The committee wanted to have a surveyor come and talk to the committee, but HHS would not allow it, he said. The committee also has not received some information it has asked for, including the number of complaints facilities have received, how many of those complaints resulted in deficiencies, and how many were violations of life and safety issues. 

Some members of the committee did get permission to follow a surveyor on several unannounced official inspections of facilities, he said. 

The surveyors are busy, Friesen said, and although they triage the complaints they get, they get overloaded. When they go to a facility on a complaint, they look only at that complaint and don't do an inspection of the entire facility. 

In addition to requesting information from HHS, members have visited 13 facilities, in Ashland, Central City, Hastings, Inavale, Lincoln and Omaha.
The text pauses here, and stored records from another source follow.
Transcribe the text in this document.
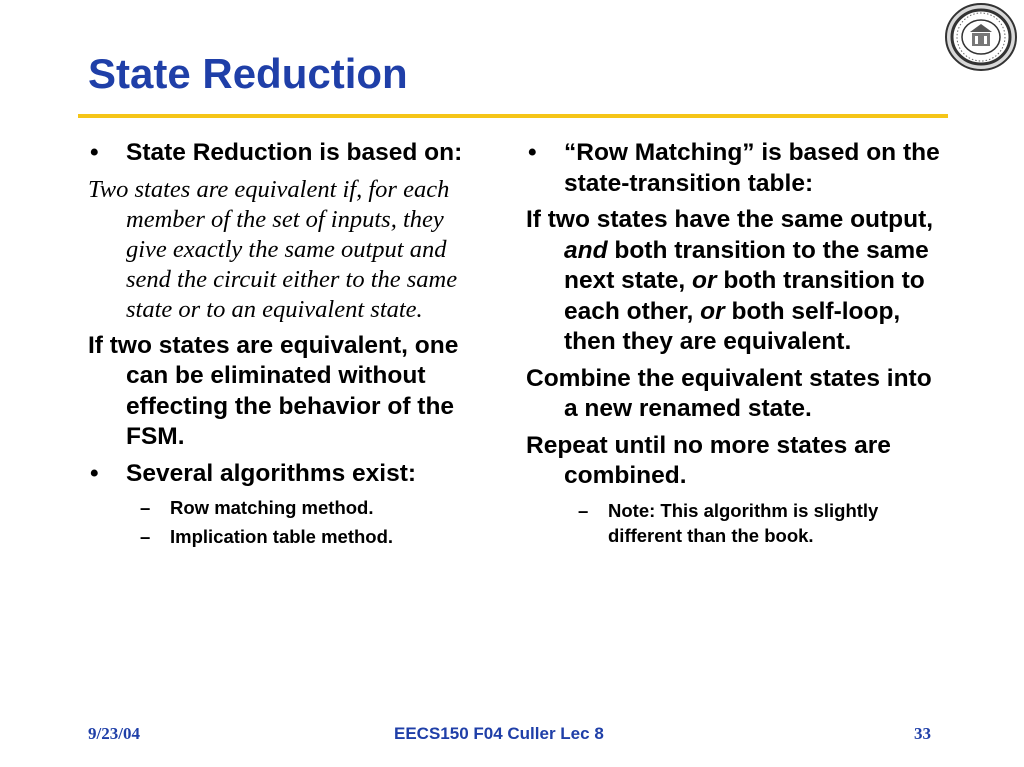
State Reduction
• State Reduction is based on:
Two states are equivalent if, for each member of the set of inputs, they give exactly the same output and send the circuit either to the same state or to an equivalent state.
If two states are equivalent, one can be eliminated without effecting the behavior of the FSM.
• Several algorithms exist:
– Row matching method.
– Implication table method.
• “Row Matching” is based on the state-transition table:
If two states have the same output, and both transition to the same next state, or both transition to each other, or both self-loop, then they are equivalent.
Combine the equivalent states into a new renamed state.
Repeat until no more states are combined.
– Note: This algorithm is slightly different than the book.
9/23/04	EECS150 F04 Culler Lec 8	33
Several more visits are planned.

The facilities house as few as four or five clients or as many as 20 to 30. The clients there are not placed by the state, but rather opt to live there or are placed by guardians or family members. 

The facilities vary in condition, he said, and although many of their owners and managers have good intentions, they may not have the proper resources to care for this vulnerable population.

The state may need to increase the number of inspections it conducts, Friesen said. 

Lincoln Sen. Anna Wishart, also a member of the committee, told senators Friday the committee saw a few facilities that were out-of-compliance with state licensing regulations. During some visits, they saw toilets that were black, bedrooms that were filled with flies, black mold and smoke detectors without batteries. 

"It was startling that these are places that are still licensed by the state," she said.

"This is an issue that we're going to have to confront in the session." 

The committee will submit its final report in December.